What did the CIA know, and when did it know it?
OSAMA BIN LADEN
In his book, “The Great War of Our Time: The CIA’s Fight Against Terrorism from al Qa’ida to ISIS,” former CIA Deputy Director Michael Morell wrote that, during a briefing before the successful mission to get Osama bin Laden, he told President Obama he thought “the circumstantial case that Iraq had WMD in 2002 was stronger than the circumstantial case that bin Laden is living in the Abbottabad compound.” A colleague later told Morell that when he uttered those words, you could hear a pin drop.
THE IRAQ WAR
In the run-up to the war against Iraq, Morell writes, CIA analysts engaged in a number of exercises to see where information might lead. One paper was written purposefully to make the case that there were ties between Saddam Hussein and al Qaeda.

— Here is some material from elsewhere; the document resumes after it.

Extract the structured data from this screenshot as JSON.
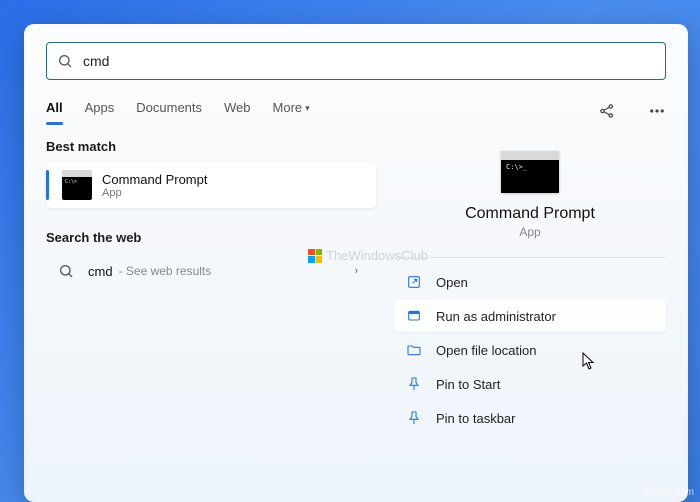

The same team of analysts later looked at the evidence to see “where the evidence really took them.” That paper found no evidence of a working relationship between Hussein and al Qaeda before, during or after 9/ 11. When staff in Vice President Dick Cheney’s team tried to pressure analysts to go with the purposefully skewed report, analysts fought back.
THE WMD STRATEGY
Morell wishes he and other colleagues had applied the same skepticism to the question of whether Iraq had WMD, but “groupthink” and Hussein’s history of stockpiling and using WMD misled them. Did the White House pressure the CIA to cook up the WMD case? No, he writes. “The notion that we were telling the White House what it wanted to hear can easily be debunked. Look at the question of Saddam’s connections to al Qaeda. We held our ground and refused to go where the intelligence did not take us.”